Isn't cutting off at some confidence level on the 'do not do this' list for A/B testing? So far I understood that you test until you reach a predefined number of conversions, and then you check your significance to see if the result you obtained is valid. Not until you 'hit confidence'.
That's a blog post that I should get around to writing a rebuttal to some day. Because it is widely quoted and off base.
In theoretical frequentist math world, it is correct. If you peek repeatedly, eventually you'll come to confidence when there is no difference. Back in the real world, it is perfectly acceptable to use a strategy like, "We'll set a really high confidence (eg 99.5%) for cut-off until we get to a couple of thousand successes, and then we'll drop our standards substantially (eg 95% cut-off). If we are forced to stop for business reasons, we'll choose whatever happens to be ahead at the moment."
And yes, I can use Bayesian statistics to demonstrate that following the strategy that I describe creates acceptably low probabilities of making somewhat wrong business decisions, while allowing you to make good business decisions more quickly. And in practice people can follow it without needing a strong statistical background. (If I did enough work I could come up with a sophisticated optimal curve to use in making decisions. But I have not done that work, and in practice explaining it would be more work than it is worth.)
Why is this? Two reasons.
The first is that you only really get "independent peeks" at different orders of magnitude of data. Thus if you wait until you're past a small amount of data, you don't get a strong "repeated looks" effect.

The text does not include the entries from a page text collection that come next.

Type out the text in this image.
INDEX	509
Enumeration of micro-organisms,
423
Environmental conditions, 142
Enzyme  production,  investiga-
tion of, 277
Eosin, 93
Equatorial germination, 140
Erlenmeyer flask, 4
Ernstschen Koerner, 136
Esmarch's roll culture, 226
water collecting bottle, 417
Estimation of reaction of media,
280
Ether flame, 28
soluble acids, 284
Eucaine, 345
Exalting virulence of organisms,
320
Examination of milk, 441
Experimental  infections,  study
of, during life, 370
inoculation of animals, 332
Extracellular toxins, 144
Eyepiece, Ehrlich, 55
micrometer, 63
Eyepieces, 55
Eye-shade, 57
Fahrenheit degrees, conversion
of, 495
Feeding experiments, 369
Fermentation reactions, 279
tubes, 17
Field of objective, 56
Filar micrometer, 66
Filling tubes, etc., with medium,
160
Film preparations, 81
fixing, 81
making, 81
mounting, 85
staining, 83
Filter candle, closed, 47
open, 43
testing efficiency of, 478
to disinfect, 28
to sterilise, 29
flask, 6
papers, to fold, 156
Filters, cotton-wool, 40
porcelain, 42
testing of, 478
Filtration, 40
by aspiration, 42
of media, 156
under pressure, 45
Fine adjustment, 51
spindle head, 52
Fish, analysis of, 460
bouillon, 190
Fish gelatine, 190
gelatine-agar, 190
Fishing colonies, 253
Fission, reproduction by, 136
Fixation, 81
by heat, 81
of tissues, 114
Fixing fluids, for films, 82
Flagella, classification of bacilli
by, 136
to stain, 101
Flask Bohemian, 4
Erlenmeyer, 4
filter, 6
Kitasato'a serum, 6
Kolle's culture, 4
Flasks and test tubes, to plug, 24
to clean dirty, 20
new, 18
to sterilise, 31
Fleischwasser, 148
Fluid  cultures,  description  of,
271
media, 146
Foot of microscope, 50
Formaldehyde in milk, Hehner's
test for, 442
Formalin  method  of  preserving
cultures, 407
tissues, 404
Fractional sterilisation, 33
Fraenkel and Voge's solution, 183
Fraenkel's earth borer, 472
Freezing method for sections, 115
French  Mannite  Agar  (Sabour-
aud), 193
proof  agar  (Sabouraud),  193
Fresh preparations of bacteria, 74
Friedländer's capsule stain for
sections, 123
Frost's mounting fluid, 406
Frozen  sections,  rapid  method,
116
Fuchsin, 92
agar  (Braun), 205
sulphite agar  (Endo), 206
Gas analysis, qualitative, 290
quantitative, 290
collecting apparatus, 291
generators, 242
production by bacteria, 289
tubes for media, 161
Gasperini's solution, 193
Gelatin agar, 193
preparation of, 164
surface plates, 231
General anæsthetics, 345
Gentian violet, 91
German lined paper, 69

Secondly coming to the wrong decision only matters to a business when the chosen option is substantially worse. If you follow a rule like what I gave, your odds of accidentally making up your mind in the wrong way if there is a business-significant difference are surprisingly low. For instance if you would detect a 2% difference as significant, and there is a real underlying difference of 1%, the odds that you're making the right decision right now deciding at a 95% confidence level is 99.2%. And if the real difference is a 0.5% win, your odds of making the right decision right now is 91.5%. (This despite the fact that you'd expect to need 16x as much data in order to even have a good chance of detecting a 0.5% win!)
Thus the decisions that you're making are usually correct. And on the occasions where you make the wrong choice, the mistake is usually not materially worse.
Great list Ben! In my experience of analyzing and commenting on A/B test results of our (Visual Website Optimizer) customers, one of the most important effects I have observed is the newness effect of variations. Visitors are sometimes inclined to respond positively to a new variation just because it's a change from plain, old boring control. Even though the newness effect fades in after a couple of days, but it makes our customers prone to celebrating early the success of their test. That is why we always recommending calculating a preset number of days for which to run the test before even looking at the result (we have a setting for that). And as a general rule of thumb, we ask our customers to at least wait for 7 days before concluding anything from the results.
The newness effect can be a really confusing PITA. Yet another strategy to use for it for long-running tests is cohort analysis - analyze what people's actions were starting x days after entering the test.
That said, if you turn it around, deliberately finding ways to use the newness effect to your advantage can be very rewarding.
As I suggested in http://bentilly.blogspot.com/2012/09/ab-testing-vs-mab-algor... you can use a MAB algorithm with a forgetting factor for this. I've actually done it with a more sophisticated system, but the idea is similar - boost whatever you have evidence is performing better right now. (You should put in logic to avoid time-based fluctuations in performance throwing you off.)
The one that I built had minor teething pains, but it is now working quite well. And it is convenient to be able to every so often drop in new versions, and remove ones which have proven unable to perform up to snuff even with a newness effect, and just trust that it will Do The Right Thing.
1) Be careful about what you're actually testing. More clicks or conversions is quite likely good, but over the long-term you want to track LTV. An effort that gets a lot of low-LTV customers will have great metrics at launch but will be disappointing down the road.
2) Consider segmenting your traffic on appropriate dimensions (campaign, referrer, previous behavior, platform, day of week, time of day), because it's common for a change to be amazingly effective (or ineffective), but only for one segment. Those opportunities can be lost if you treat your customer-base as a single segment.
Good points, but those would be improvements for people who have more volume.
As I indicated, tests of revenue (including LTV) are significantly harder to do. Also segmenting data makes it more work to interpret, and means you need to collect more data to draw conclusions.
If you have the data, by all means do it. If not, then try not to be too unhappy that you can't do it yet.
I'd argue that if you have enough traffic to look for 1-2% improvements, you have enough traffic to do basic segmentation and to start measuring value.
That said, I agree with your greater point that you always need to make sure your tactics are aligned with your situation and strategy. For instance, if you're still seeking product/market fit, don't worry about micro-optimizations; just follow best practices for the big items and optimize them later.
See for instance: http://www.evanmiller.org/how-not-to-run-an-ab-test.html
Is there anybody here that can shed some light on this?